Willy Tarreau [Mon, 14 May 2007 00:02:04 +0000 (02:02 +0200)]
[BUG] fix null timeouts in *poll-based pollers
Introduction of timeval timers broke *poll-based pollers, because the call to
tv_ms_remain may return 0 while the event is not elapsed yet. Now we carefully
check for those cases and round the result up by 1 ms.
Willy Tarreau [Sun, 13 May 2007 22:39:29 +0000 (00:39 +0200)]
[MAJOR] call garbage collector when doing soft stop
When we're interrupted by another instance, it is very likely
that the other one will need some memory. Now we know how to
free what is not used, so let's do it.
Also only free non-null pointers. Previously, pool_destroy()
did implicitly check for this case which was incidentely
needed.
Willy Tarreau [Sun, 13 May 2007 22:16:13 +0000 (00:16 +0200)]
[MEDIUM] enhance behaviour of mempools v2
- keep the number of users of each pool
- call the garbage collector on out of memory conditions
- sort the pools by size for faster creation
- force the alignment size to 16 bytes instead of 4*sizeof(void *)
Willy Tarreau [Sun, 13 May 2007 19:29:55 +0000 (21:29 +0200)]
[MAJOR] ported appsession to use mempools v2
Also during this process, a bug was found in appsession_refresh().
It would not automatically requeue the task in the queue, so the
old sessions would not vanish.
Willy Tarreau [Sun, 13 May 2007 09:40:04 +0000 (11:40 +0200)]
[TESTS] updates to hash experimentations
Aleksandar Lazic has collected many hashing algorithms and put them
in one file to ease benchmarking. Some algos look promising, some
of them have been checked further with uri_hash. Some results on
various systems/hardware are stored in hash_results.txt.

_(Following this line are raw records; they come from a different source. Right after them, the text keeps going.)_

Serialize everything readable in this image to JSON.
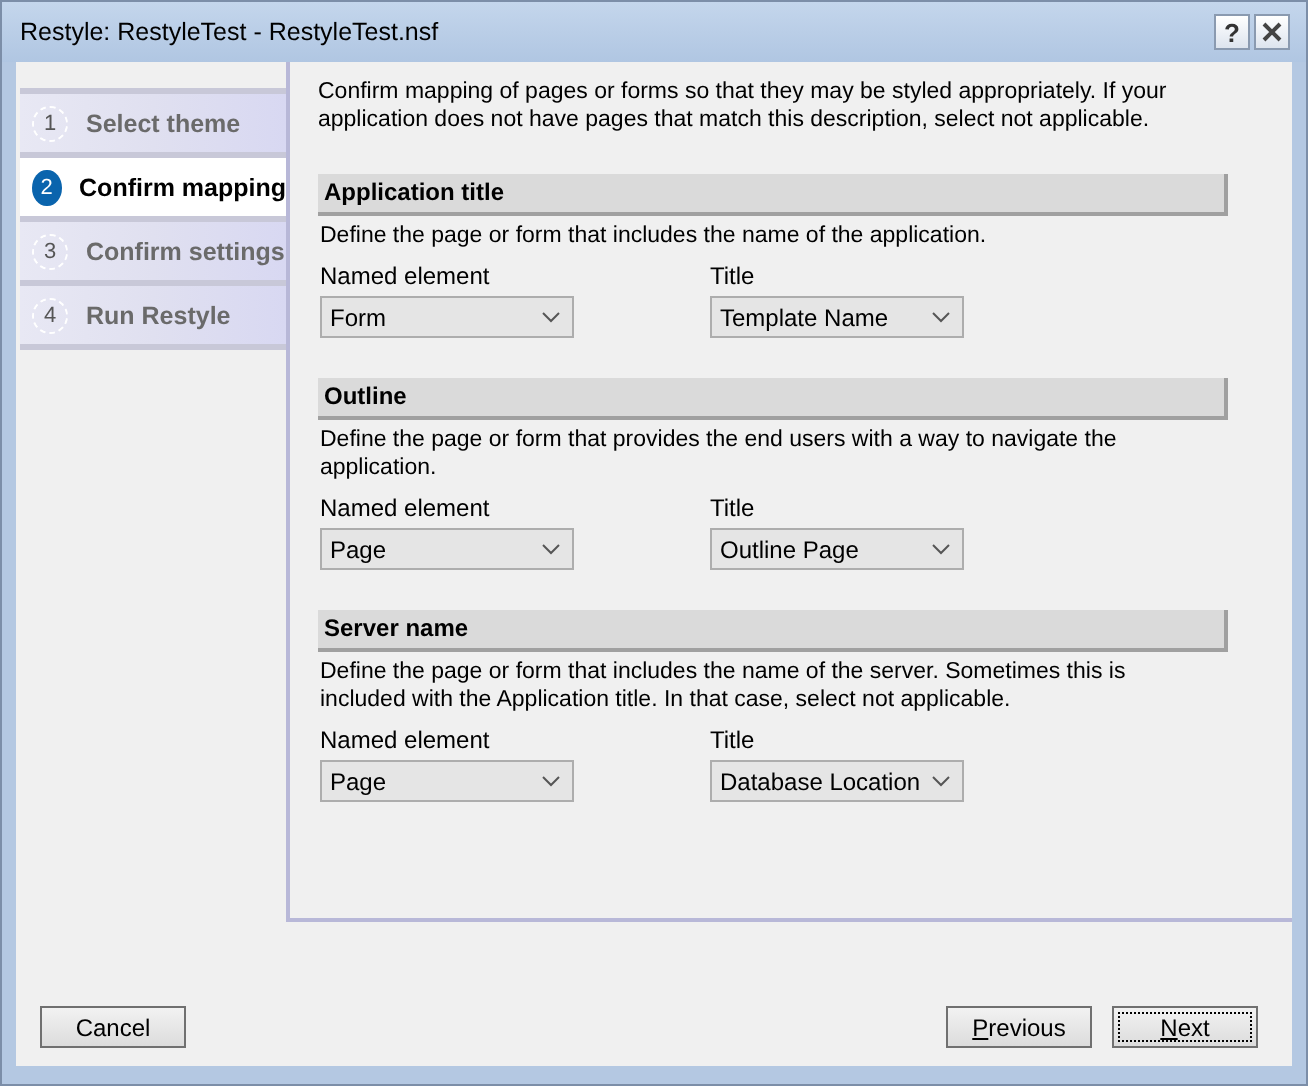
{
  "window": {
    "title": "Restyle: RestyleTest - RestyleTest.nsf",
    "help_label": "?"
  },
  "steps": [
    {
      "number": "1",
      "label": "Select theme",
      "selected": false
    },
    {
      "number": "2",
      "label": "Confirm mapping",
      "selected": true
    },
    {
      "number": "3",
      "label": "Confirm settings",
      "selected": false
    },
    {
      "number": "4",
      "label": "Run Restyle",
      "selected": false
    }
  ],
  "intro": "Confirm mapping of pages or forms so that they may be styled appropriately. If your application does not have pages that match this description, select not applicable.",
  "sections": [
    {
      "heading": "Application title",
      "description": "Define the page or form that includes the name of the application.",
      "fields": [
        {
          "label": "Named element",
          "value": "Form"
        },
        {
          "label": "Title",
          "value": "Template Name"
        }
      ]
    },
    {
      "heading": "Outline",
      "description": "Define the page or form that provides the end users with a way to navigate the application.",
      "fields": [
        {
          "label": "Named element",
          "value": "Page"
        },
        {
          "label": "Title",
          "value": "Outline Page"
        }
      ]
    },
    {
      "heading": "Server name",
      "description": "Define the page or form that includes the name of the server. Sometimes this is included with the Application title.  In that case, select not applicable.",
      "fields": [
        {
          "label": "Named element",
          "value": "Page"
        },
        {
          "label": "Title",
          "value": "Database Location"
        }
      ]
    }
  ],
  "buttons": [
    {
      "label": "Cancel",
      "access_key_underlined": false,
      "focused": false
    },
    {
      "label": "Previous",
      "access_key_underlined": true,
      "focused": false
    },
    {
      "label": "Next",
      "access_key_underlined": true,
      "focused": true
    }
  ]
}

Willy Tarreau [Sat, 12 May 2007 23:52:05 +0000 (01:52 +0200)]
[BUG] fix ev_sepoll again, this time with a new state machine
It was possible in ev_sepoll() to ignore certain events if
all speculative events had been processed at once, because
the epoll_wait() timeout was not cleared, thus delaying the
events delivery.
The state machine was complicated, it has been rewritten.
It seems faster and more correct right now.
Willy Tarreau [Sat, 12 May 2007 20:35:00 +0000 (22:35 +0200)]
[MAJOR] replaced all timeouts with struct timeval
The timeout functions were difficult to manipulate because they were
rounding results to the millisecond. Thus, it was difficult to compare
and to check what expired and what did not. Also, the comparison
functions were heavy with multiplies and divides by 1000. Now, all
timeouts are stored in timevals, reducing the number of operations
for updates and leading to cleaner and more efficient code.
Willy Tarreau [Wed, 9 May 2007 19:57:51 +0000 (21:57 +0200)]
[BUG] two missing states in sepoll transition matrix
Two states were missing in the speculative epoll state transition
matrix. This could cause some timeouts and unhandled events. The
problem showed up in TCP mode with a fast server at high session
rates, but could in theory also affect HTTP mode.